President Recep Tayyip Erdoğan and the ruling Justice and Development Party (AKP) remain Islamist at heart. This is more apparent today in Turkey’s domestic rather than its foreign policy though. In its foreign policy, there is a clear shift toward pragmatism.
This, however, has not made Turkey’s ties with the West easier, as one might assume at first glance. In fact, Ankara’s deteriorating ties with the U.S. and Europe are among the main reasons underlying in the shift in its foreign policy orientation. It needs to show that it has alternatives to the EU and NATO – even if it doesn’t.
Ties with Russia are a case in point. Both Erdoğan and Russian President Vladimir Putin have their troubles with the West, which pushes them closer, not out of love but out of necessity. This is clearly seen in Syria.
Ankara more or less accepts at this stage that it will have to deal with its arch-enemy, Bashar al-Assad, even though it worked for his downfall for so long. In other words, Ankara’s current hatred for the U.S. and the EU has trumped its hatred for al-Assad.
As for the Syrian groups that Turkey apparently represents; they are reluctantly going along with the new diplomatic track by Ankara and Moscow on Syria, which will be capped by the summit in Astana, Kazakhstan, next week, because they have no choice.
They are ware though that Turkey is not in a positon to push their demands. All Ankara can realistically do is help negotiate the terms of their surrender and ultimately accept what the regime – with Russian and Iranian support – dishes out, having come out of the crisis as the stronger party.

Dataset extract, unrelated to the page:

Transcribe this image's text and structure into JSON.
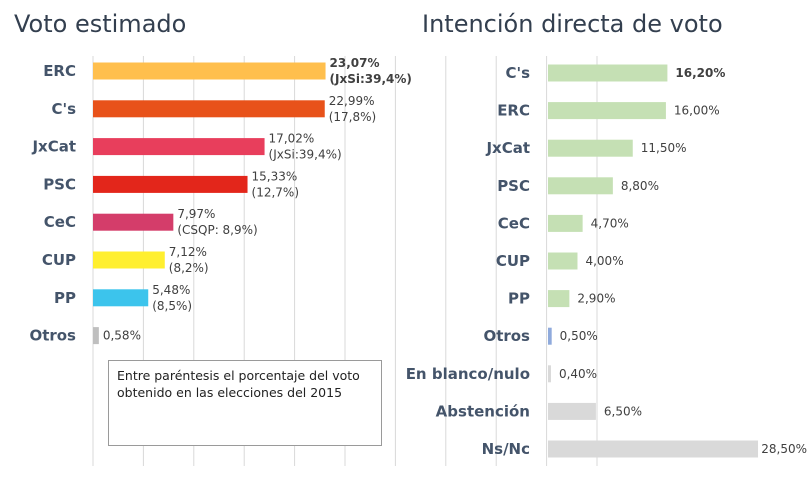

This must be disappointing to Islamists of all shades in Syria, starting with the Muslim Brotherhood, which expected so much from Turkey under Erdoğan. To see Turkey act with Russia, and even turn a blind eye to the atrocities in Aleppo, is undoubtedly a major blow to Erdoğan and the AKP’s reputation among Islamists in the Middle East and beyond.
Turkish Islamists are also uncomfortable with this turn of events but are generally keeping quiet for the sake of maintaining solidarity with Erdoğan and the AKP. Turkey’s turn to Russia has revealed its weakness, rather than its strength.

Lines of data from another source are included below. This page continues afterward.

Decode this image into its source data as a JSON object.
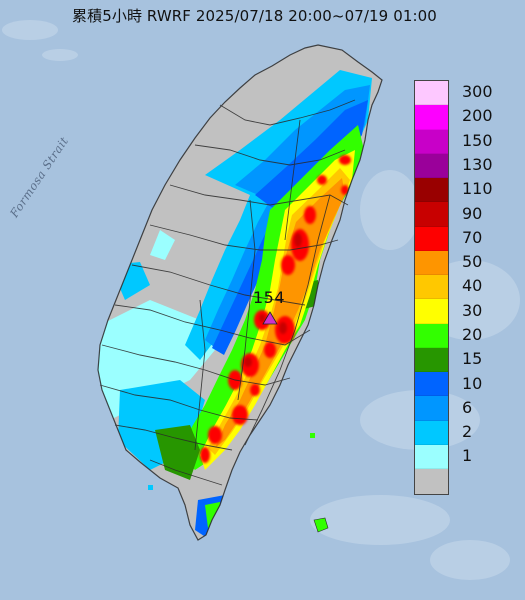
{
  "title": "累積5小時 RWRF 2025/07/18 20:00~07/19 01:00",
  "sea_label": "Formosa Strait",
  "max_station": {
    "value": "154",
    "marker_color": "#cc33cc"
  },
  "legend": {
    "items": [
      {
        "label": "300",
        "color": "#fdc8ff"
      },
      {
        "label": "200",
        "color": "#fd00ff"
      },
      {
        "label": "150",
        "color": "#c800c8"
      },
      {
        "label": "130",
        "color": "#9a009a"
      },
      {
        "label": "110",
        "color": "#990000"
      },
      {
        "label": "90",
        "color": "#c80000"
      },
      {
        "label": "70",
        "color": "#fe0000"
      },
      {
        "label": "50",
        "color": "#fe9500"
      },
      {
        "label": "40",
        "color": "#ffc800"
      },
      {
        "label": "30",
        "color": "#ffff00"
      },
      {
        "label": "20",
        "color": "#32ff00"
      },
      {
        "label": "15",
        "color": "#279600"
      },
      {
        "label": "10",
        "color": "#0064ff"
      },
      {
        "label": "6",
        "color": "#0096ff"
      },
      {
        "label": "2",
        "color": "#00c8ff"
      },
      {
        "label": "1",
        "color": "#9bffff"
      },
      {
        "label": "",
        "color": "#c1c1c1"
      }
    ]
  },
  "colors": {
    "sea": "#a7c2de",
    "no_rain": "#c1c1c1",
    "county_border": "#2a2a2a"
  }
}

The results of the economic embargoes and military precautions taken by Russia in Syria after Turkey downed the Russian jet fighter in November 2015 was too much for Ankara to bear, forcing it in the end to reconcile with Moscow.
Turkey’s reconciliation with Israel is another example. Given strategic political and economic realities, Turkey could not sustain tensions with Israel in the long run and had to do an about-turn.
When it comes to the Muslim Brotherhood, and of course Hamas, Turkey seems to have deserted them in this case too. Its reconciliation with Israel effectively forced Ankara to water down its demands such as the lifting of Israel’s siege on Gaza.
There is also the fact that the international grouping Ankara is flirting with to hit at the West is also staunchly anti-Islamist. This applies to Russia as much as it does to China and the republics of Central Asia.
The more Ankara cozies up to Russia, the more it will face this reality, which it already is having to cope with in Syria to the detriment of groups it supports in that country.
Ankara still reveals Sunni leanings in Iraq and Syria, but its new approach to foreign policy makes it hard to claim it is pursuing a purely Islamist agenda in foreign policy anymore.
In my last article I inadvertently said that under the new constitution the president will appoint half the members of the Constitutional Court, while the rest will be selected by the parliament. This in fact applies to the Higher Board of Judges and Prosecutors (HSYK) and not the Constitutional Court. As to the Constitutional Court, the president will appoint 12 of its 15 members, while the rest will be selected by the parliament.
Despite the mistake, the basic premise that the president effectively becomes inviolable remains standing.